Another oddity was found on Mars. It was found, of course, by lovers of remote sensing - the so-called virtual archaeologists, who consider images taken from other planets in search of objects that somehow stand out against the general background.
Recently, the robot "Curiosity" (Mars Science Laboratory Curiosity), which is now on the Red Planet and prowls the expanses of the equatorial Gale crater, has delighted me. Either he will photograph a grave with a cross, then some kind of egg, or someone's shoe.
But it turns out that the predecessors of the current apparatus, veterans who have arrived on the neighboring planet for already 10 years, have not yet exhausted their potential. For example, good luck accompanied the "archaeologists" who rummaged in the archives of the robot "Spirit" (Mars Exploration Rover Spirit) - the same one who in his own took a sculpture of a Martian in Gusev's crater, and now stands there stuck in the sand.
So, in one of the pictures, enthusiasts saw a stone with a square hole.
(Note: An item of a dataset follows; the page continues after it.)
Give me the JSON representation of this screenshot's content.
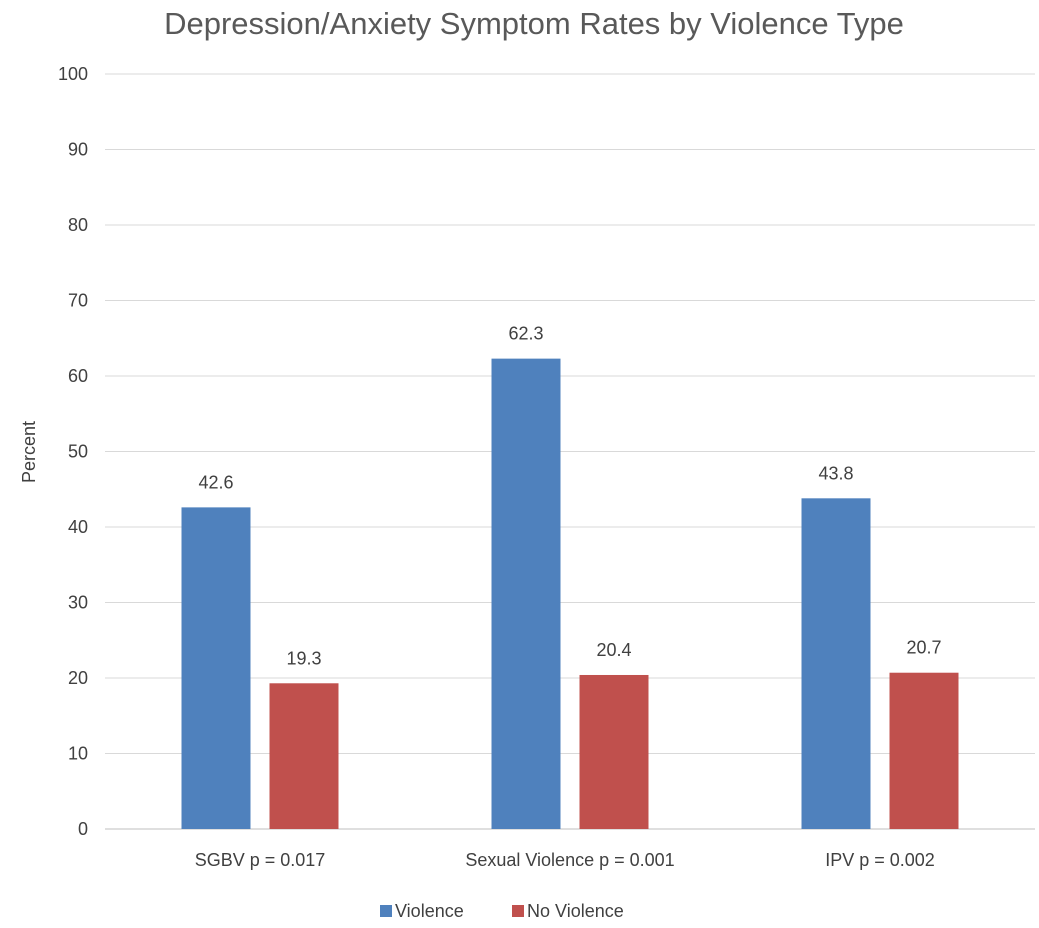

Or a fragment of a stone structure that once had a rectangular groove. At the same time, the surface on which it is located looks polished.
Nature polishes well. But for a rectangular groove of natural origin to appear, some fantastic combination of circumstances is needed. It's easier to assume that the Martians ran it through.
The picture was taken on the 106th day of the stay of the Spirit robot on Mars. And he - of this kind - is not the first. On the 15th day, having just landed and traveled 3 meters across Mars, the robot also photographed a stone with a square hole. It is located even more "cunning" - at the end. And this end looks processed - as if cut off at a right angle. And the stone itself looks like a handle from a frying pan.
Rectangular objects in nature? Fiction.
Promotional video:
Photo: NASA
And one more find from the archive (124 days of the Spirit's stay on Mars): a stone that looks like a shark's jaw. Or some kind of scraper with teeth. The same is strange …
Either a shark, or a stone with teeth.
Photo: NASA
The original shot of the slotted stone can be viewed here, and the scraper here.